Jawhar: In Al-Haditha.
Jawhar: People from the Syrian intelligence came, and asked to meet with Shiek Abu Mus'ab. They said to him: "Brother, what weapons do you need?" They wanted to help, but [Al-Zarqawi] said: "No, we've got everything we need." He wouldn't take anything from them, even though we were in dire need of weapons. We didn't want to take anything from the Syrians, so it wouldn't be said the next day that we cooperated with them. This was the position of Sheik Abu Mus'ab. He was in need of every single bullet, and was offered whatever he wanted. He said: "I'm fighting the Americans, with or without you. Why should I fight the Americans on your behalf?"
Interviewer: How could the Syrian intelligence reach Abu Mus'ab Al-Zarqawi? What was their purpose? What did the Syrian intelligence want?
Jawhar: It is not in the Syrians' interest that Iraq remain calm even for a moment. They benefit from this. The more Iraq is destroyed, the more pleased they are, because if the Americans feel comfortable in Iraq, they will move on to many other places. For the same reasons, it is not in the Iranians' interest...I don't know if you noticed, but the Shiites started fighting the Americans only two years ago. It's not the Shiites – the Iranians asked them to fight, and sent them weapons, explosive devices, and so on, because if the Americans feel comfortable in Iraq, they will move on to the other areas. Have you forgotten about the New Middle East?
Jawhar: We had with us a Tunisian brother, may Allah accept him [as a martyr], who managed to intercept the signals from the spy planes, and he could see everything the Americans were seeing.
Interviewer: So there were people who specialized in technology?
Jawhar: We had an American brother with us, we had a Belgian brother and French brothers with us. They were all educated intellectuals. I had with me a brother who had an M.A. in economics. He once conducted a study about the losses incurred following 9/11. He calculated the American economic losses down to the last cent.
Interviewer: Where was he from?
Jawhar: He was a Palestinian from Jordan. He had British citizenship as well.
Interviewer: Was there any contact between the main Al-Qaeda organization and Al-Qaeda in Iraq and the other branches?
Jawhar: When Sheik Abu Mus'ab, Allah's mercy upon him, pledged allegiance to Sheik Osama, naturally, contacts were formed.
Interviewer: How were these contacts held? Through the Internet?
Jawhar: This I don't know.
Interviewer: Through mediators?
Jawhar: I don't know.
Interviewer: When did you join 'Usbat Al-Ansar?
Jawhar: In 1991.
Interviewer: Why did you join them?
Jawhar: Because of their ideology. They call for Jihad, the revival of the Islamic Caliphate, and the liberation of Palestine, and these ideas appealed to me.

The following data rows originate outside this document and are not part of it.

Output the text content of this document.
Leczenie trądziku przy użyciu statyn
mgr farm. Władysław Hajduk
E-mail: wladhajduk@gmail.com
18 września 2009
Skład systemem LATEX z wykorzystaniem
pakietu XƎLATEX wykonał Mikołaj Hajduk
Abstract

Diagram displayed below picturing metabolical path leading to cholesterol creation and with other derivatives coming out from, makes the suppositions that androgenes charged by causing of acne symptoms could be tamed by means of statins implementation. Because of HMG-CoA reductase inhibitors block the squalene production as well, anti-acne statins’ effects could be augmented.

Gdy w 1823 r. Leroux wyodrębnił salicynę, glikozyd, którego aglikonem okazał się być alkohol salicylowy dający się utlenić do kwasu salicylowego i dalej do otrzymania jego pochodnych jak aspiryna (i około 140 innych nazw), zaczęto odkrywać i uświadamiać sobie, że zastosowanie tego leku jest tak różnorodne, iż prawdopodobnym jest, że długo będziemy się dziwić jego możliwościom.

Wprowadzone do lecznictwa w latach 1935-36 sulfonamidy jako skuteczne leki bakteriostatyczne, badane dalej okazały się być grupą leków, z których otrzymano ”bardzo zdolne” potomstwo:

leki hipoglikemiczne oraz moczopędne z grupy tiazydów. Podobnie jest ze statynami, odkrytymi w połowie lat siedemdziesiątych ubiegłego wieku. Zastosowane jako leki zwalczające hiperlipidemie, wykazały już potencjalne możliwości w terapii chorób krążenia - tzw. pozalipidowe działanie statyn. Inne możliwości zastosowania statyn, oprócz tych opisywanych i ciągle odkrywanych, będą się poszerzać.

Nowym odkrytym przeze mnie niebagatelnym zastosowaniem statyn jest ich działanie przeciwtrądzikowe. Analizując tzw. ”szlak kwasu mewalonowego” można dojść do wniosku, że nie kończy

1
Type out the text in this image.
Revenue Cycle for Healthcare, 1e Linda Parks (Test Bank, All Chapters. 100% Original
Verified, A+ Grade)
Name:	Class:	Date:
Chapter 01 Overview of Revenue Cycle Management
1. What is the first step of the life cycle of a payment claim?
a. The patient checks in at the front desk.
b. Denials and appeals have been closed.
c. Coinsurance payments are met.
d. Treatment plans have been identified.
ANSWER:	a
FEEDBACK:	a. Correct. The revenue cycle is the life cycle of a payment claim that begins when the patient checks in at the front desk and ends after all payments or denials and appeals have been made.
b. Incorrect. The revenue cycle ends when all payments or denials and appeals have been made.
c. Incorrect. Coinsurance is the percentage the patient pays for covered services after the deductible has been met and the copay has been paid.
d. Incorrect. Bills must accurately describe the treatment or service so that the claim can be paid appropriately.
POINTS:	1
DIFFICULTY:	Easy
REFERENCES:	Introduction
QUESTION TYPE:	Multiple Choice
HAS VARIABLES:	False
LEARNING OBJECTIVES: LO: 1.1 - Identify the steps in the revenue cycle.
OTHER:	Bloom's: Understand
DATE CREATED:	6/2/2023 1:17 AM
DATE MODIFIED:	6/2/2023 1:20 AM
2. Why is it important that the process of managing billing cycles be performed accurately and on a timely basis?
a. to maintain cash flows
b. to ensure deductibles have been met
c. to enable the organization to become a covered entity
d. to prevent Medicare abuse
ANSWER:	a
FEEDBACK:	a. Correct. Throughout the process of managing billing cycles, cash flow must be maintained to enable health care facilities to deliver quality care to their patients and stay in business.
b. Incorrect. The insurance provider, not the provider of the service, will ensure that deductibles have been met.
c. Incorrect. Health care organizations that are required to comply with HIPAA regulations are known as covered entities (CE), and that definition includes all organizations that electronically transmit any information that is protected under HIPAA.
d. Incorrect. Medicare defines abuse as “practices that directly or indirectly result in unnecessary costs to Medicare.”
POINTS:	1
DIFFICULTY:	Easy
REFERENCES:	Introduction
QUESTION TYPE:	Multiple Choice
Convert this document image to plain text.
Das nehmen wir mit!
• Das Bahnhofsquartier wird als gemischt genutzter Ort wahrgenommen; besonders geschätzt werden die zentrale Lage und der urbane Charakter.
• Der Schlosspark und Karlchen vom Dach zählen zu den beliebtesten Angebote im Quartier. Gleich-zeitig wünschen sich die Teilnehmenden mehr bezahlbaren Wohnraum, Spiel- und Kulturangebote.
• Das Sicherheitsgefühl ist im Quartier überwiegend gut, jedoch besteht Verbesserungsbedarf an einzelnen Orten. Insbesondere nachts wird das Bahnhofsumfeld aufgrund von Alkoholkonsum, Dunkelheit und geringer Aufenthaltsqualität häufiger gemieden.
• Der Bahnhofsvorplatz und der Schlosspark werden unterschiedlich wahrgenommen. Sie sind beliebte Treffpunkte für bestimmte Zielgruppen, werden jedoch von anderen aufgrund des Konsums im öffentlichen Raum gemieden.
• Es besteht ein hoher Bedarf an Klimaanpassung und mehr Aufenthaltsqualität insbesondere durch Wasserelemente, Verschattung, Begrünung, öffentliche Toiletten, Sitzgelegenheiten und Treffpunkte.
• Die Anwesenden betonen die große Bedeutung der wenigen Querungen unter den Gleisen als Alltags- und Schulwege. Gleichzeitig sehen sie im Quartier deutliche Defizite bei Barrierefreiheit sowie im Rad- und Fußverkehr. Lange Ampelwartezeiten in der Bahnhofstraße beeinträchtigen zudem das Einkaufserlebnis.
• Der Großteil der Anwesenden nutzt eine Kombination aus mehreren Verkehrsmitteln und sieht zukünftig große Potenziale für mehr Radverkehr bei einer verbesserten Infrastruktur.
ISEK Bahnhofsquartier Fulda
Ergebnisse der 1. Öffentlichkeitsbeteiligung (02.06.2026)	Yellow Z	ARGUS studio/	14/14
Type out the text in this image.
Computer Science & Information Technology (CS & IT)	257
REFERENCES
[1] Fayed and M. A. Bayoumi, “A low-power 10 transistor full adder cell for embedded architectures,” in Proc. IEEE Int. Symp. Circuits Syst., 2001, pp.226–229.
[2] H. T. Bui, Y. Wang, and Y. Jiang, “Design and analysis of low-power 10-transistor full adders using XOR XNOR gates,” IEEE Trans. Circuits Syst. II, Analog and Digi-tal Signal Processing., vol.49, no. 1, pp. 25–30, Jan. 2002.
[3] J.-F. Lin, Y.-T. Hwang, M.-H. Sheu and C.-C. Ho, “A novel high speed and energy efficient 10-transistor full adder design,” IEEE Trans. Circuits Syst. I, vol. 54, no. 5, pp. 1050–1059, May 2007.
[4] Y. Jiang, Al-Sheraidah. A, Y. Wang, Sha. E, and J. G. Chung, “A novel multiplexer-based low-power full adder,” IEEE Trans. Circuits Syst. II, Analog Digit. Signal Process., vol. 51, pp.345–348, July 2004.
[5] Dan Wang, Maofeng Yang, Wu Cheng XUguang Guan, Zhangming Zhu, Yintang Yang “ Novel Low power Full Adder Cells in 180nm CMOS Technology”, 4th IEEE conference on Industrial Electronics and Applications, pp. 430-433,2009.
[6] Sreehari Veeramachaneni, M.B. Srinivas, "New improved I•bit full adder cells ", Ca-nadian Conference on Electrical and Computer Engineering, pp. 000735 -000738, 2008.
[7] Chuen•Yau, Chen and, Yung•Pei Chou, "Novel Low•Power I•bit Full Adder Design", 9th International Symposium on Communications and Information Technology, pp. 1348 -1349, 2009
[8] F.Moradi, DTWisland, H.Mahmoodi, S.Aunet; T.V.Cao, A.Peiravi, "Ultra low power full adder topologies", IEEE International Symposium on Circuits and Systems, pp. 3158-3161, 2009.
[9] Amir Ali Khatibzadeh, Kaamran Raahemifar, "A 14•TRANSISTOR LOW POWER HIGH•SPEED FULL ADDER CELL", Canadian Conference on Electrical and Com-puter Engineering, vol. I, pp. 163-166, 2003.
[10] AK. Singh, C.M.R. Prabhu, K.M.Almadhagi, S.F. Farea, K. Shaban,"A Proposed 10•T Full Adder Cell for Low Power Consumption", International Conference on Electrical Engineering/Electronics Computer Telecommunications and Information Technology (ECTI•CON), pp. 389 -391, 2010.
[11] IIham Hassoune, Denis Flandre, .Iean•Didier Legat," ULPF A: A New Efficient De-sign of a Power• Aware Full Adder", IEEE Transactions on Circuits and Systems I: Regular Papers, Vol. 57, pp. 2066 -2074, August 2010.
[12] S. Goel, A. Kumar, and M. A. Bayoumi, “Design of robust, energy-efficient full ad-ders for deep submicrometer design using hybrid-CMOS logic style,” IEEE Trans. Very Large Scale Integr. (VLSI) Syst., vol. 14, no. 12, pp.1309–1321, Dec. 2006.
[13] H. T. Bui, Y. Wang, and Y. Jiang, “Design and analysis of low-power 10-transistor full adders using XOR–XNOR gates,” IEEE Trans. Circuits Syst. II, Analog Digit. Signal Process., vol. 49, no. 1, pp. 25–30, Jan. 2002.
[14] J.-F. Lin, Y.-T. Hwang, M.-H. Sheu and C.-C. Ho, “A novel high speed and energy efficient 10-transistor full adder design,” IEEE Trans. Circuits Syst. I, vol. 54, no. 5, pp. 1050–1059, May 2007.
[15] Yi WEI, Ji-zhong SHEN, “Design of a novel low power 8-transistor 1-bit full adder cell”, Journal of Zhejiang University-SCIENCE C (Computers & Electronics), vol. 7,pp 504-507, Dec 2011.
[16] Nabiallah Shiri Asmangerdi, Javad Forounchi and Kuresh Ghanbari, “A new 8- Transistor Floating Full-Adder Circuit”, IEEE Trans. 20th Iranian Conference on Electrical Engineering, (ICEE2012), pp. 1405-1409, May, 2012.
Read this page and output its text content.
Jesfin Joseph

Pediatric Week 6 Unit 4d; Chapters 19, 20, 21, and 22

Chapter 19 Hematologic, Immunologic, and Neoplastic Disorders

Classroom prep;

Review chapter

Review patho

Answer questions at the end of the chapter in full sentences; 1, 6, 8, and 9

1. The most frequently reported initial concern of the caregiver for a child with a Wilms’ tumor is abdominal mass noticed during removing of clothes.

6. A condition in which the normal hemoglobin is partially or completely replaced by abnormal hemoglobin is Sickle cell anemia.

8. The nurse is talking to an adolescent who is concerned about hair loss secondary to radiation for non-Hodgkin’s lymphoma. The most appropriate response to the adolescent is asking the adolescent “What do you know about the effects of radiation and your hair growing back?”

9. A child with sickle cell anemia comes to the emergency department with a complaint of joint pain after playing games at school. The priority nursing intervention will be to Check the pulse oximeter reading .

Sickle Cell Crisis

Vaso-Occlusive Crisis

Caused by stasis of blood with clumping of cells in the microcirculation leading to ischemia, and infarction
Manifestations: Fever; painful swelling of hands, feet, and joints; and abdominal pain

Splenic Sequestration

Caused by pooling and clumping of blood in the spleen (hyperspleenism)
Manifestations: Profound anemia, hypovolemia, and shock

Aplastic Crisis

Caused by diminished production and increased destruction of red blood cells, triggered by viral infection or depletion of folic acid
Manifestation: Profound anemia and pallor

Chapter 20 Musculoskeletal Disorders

After all, I'm a Muslim, so I joined 'Usbat Al-Ansar.
Interviewer: You train people now. Who trained you?
Jawhar: I received training when I was in 'Usbat Al-Ansar, and before that, I was a member of the Fatah youth. In general, most Palestinians know how to use weapons.
Interviewer: Did you go to Afghanistan or Pakistan?
Jawhar: I wish I had, but it didn't work out. I didn't have the honor of going there.
Interviewer: Do you hope to return to Iraq?
Jawhar: No, what for? Palestine in closer.
Jawhar: We had a clash with the PLO. It's nothing to be ashamed of. What, they can kill us, but we can't kill them? It's only natural. They should prove whatever they accuse us of. Do they have any evidence? They have no evidence, but they issue verdicts.
Interviewer: Were you sentenced to death?
Jawhar: I got several death sentences and was also sentenced to life imprisonment. There's nothing to it. What's the problem? They can pile on as many sentences as they like. This is a sign of honor for me.
Interviewer: Do you consider yourself to be a terrorist?
Jawhar: Yes, a terrorist. What's the problem with that? If I want to terrorize the enemies of Allah, what's the problem with that?